Hindustan Times (Noida)

Coresector­s growth up; deficitwid­ens

Infra sectors touch 4-month high, led by a pick-up in refinery products, steel, power

- Dilasha Seth dilasha.s@livemint.com

India’s fiscal deficit widened by 40% in February from the preceding month as the Centre shared an unpreceden­ted ₹2.42 lakh crore worth of taxes with states, buoyed by higher revenue collection­s.

With that, the gap between the Centre’s revenue and expenditur­e touched 82.7% of the full year’s estimates in the 11 months to February, suggesting that the government may be on course to meet the revised fiscal deficit target of 6.9% of gross domestic product for the year ended March 31. The Centre’s budget deficit at ₹13.16 lakh crore in the fiscal year till February was 6.4% less than a year earlier, data released by the Controller General of Accounts on Thursday showed. However, it’s a sharp increase from the ₹9.6 lakh crore budget gap seen in the April-january period.

Meanwhile, government data showed a pick-up in industrial activity, with the eight-core infrastruc­ture sectors growing 5.8% in February, the fastest in four months.

With tax collection­s remaining robust, the Centre’s devolution to states in February nearly doubled. The higher-than-usual revenue sharing widened the fiscal deficit to ₹3.2 lakh crore from ₹1.78 lakh crore in January. The tax devolution to states in February was higher than the average monthly transfer of ₹54,500 crore in April to January period.

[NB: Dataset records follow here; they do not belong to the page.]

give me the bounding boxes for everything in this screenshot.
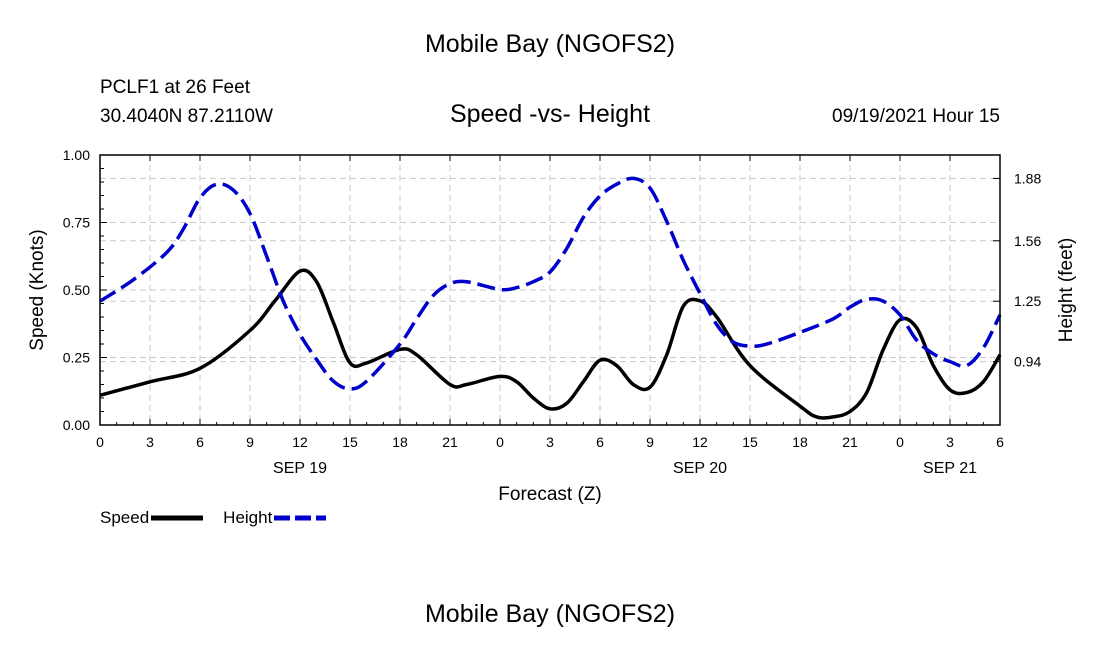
legend-swatch-speed [151,515,204,521]
chart-title: Mobile Bay (NGOFS2) [424,30,676,58]
x-tick-label: 15 [742,434,758,450]
axes: 0 3 6 9 12 15 18 21 0 3 6 9 12 15 18 21 0 3 6 SEP 19 SEP 20 S… [63,147,1042,477]
x-date-label: SEP 19 [273,460,327,477]
legend: Speed Height [100,508,346,528]
x-tick-label: 9 [646,434,654,450]
x-tick-label: 9 [246,434,254,450]
y-right-tick-label: 1.56 [1014,233,1041,249]
x-tick-label: 6 [596,434,604,450]
x-tick-label: 0 [896,434,904,450]
footer-title: Mobile Bay (NGOFS2) [424,600,676,628]
series-line-height [99,176,1002,391]
station-label: PCLF1 at 26 Feet [100,77,250,98]
y-left-tick-label: 1.00 [63,147,90,163]
x-tick-label: 18 [392,434,408,450]
x-tick-label: 12 [692,434,708,450]
legend-item-height: Height [223,508,328,528]
x-date-label: SEP 20 [673,460,727,477]
y-axis-right-title: Height (feet) [1056,238,1077,343]
x-tick-label: 18 [792,434,808,450]
y-left-tick-label: 0.50 [63,282,90,298]
x-tick-label: 0 [96,434,104,450]
y-left-tick-label: 0.25 [63,350,90,366]
x-tick-label: 3 [946,434,954,450]
chart-subtitle: Speed -vs- Height [449,100,651,128]
x-tick-label: 0 [496,434,504,450]
x-axis-title: Forecast (Z) [498,484,601,505]
series-line-speed [99,268,1002,420]
x-tick-label: 15 [342,434,358,450]
y-right-tick-label: 1.25 [1014,293,1041,309]
x-tick-label: 3 [146,434,154,450]
legend-label-speed: Speed [100,508,150,527]
y-left-tick-label: 0.75 [63,215,90,231]
legend-item-speed: Speed [100,508,205,528]
coordinates-label: 30.4040N 87.2110W [100,106,273,127]
x-tick-label: 6 [196,434,204,450]
legend-label-height: Height [223,508,273,527]
y-left-tick-label: 0.00 [63,417,90,433]
series-lines [99,176,1002,420]
x-tick-label: 12 [292,434,308,450]
legend-swatch-height [274,515,327,521]
grid-lines [100,155,1000,425]
x-tick-label: 21 [442,434,458,450]
x-tick-label: 21 [842,434,858,450]
x-tick-label: 3 [546,434,554,450]
x-tick-label: 6 [996,434,1004,450]
x-date-label: SEP 21 [923,460,977,477]
y-right-tick-label: 1.88 [1014,170,1041,186]
y-axis-left-title: Speed (Knots) [27,229,48,350]
y-right-tick-label: 0.94 [1014,354,1041,370]
forecast-datetime: 09/19/2021 Hour 15 [832,106,1000,127]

Aditi Nayar, chief economist of ICRA Ltd, said that the massive release of central taxes to the states in February, by far the largest monthly release, precipitat­ed a decline in the Centre’s cash balance.

“The close monitoring of receipts from taxes and duties to the Union government in FY22 has enabled the ministry of finance to release two additional instalment­s of central taxes (₹95,082 crore) over and above the regular 14 instalment­s devolved to states during a financial year,” finance minister Nirmala Sitharaman said in a tweet on Thursday. Further, a net additional amount of ₹43,168 crore was also released towards the settlement of dues of states’ share in central taxes payable from 1996-97 to 2017-18. With that, the Centre transferre­d ₹8.82 lakh crore to states before the close of FY22 compared to the revised estimates of ₹7.44 lakh crore. “Thus, total release to states exceeds the revised estimates of 2021-22 by ₹1.38 lakh crore,” the minister added. Neverthele­ss, economists believe that the Centre may be on course to achieve the fiscal deficit target amid strong revenue growth.

Revenue receipts of ₹17.9 lakh crore in the April-february period are 30.6% higher than last year, providing the government with additional spending power to fuel economic recovery. The revenue receipts have already touched 86.2% of the full-year target. The Centre’s direct tax collection­s have already exceeded the revised estimates for 2021-22 by a sharp ₹1.13 lakh crore amid robust advance tax mop-up in the last quarter of the fiscal, data released by the Central Board of Direct Taxes had shown earlier this month.

The total expenditur­e during this period rose 11.7% from a year earlier to ₹31.43 lakh crore. Capital expenditur­e, which is used to create assets and acts as a growth multiplier, rose 20% to ₹4.85 lakh crore and constitute­d 80.6% of the full-year estimate.

The eight infrastruc­ture sectors of the economy grew at a four-month high in February, led by a pick-up in refinery products, steel and electricit­y. The sectors—coal, crude, natural gas, refinery products, fertilizer­s, cement, steel, and electricit­y— expanded by 5.8% in February from 4% in January, as per data released by the ministry of commerce and industry. However, crude oil and fertilizer­s continued to post a contractio­n.

The eight core industries hold 40.27% weight in the Index of Industrial Production (IIP). The production of petroleum refinery products, the sector with the highest weightage (28.04%) in the index, increased by 8.8%.

Natural gas and coal output grew by 12.5% and 6.6%, respective­ly. Cement output growth slowed to 5% in February from 14.3% in January. Steel and electricit­y output grew by 5.7% and 4%, respective­ly.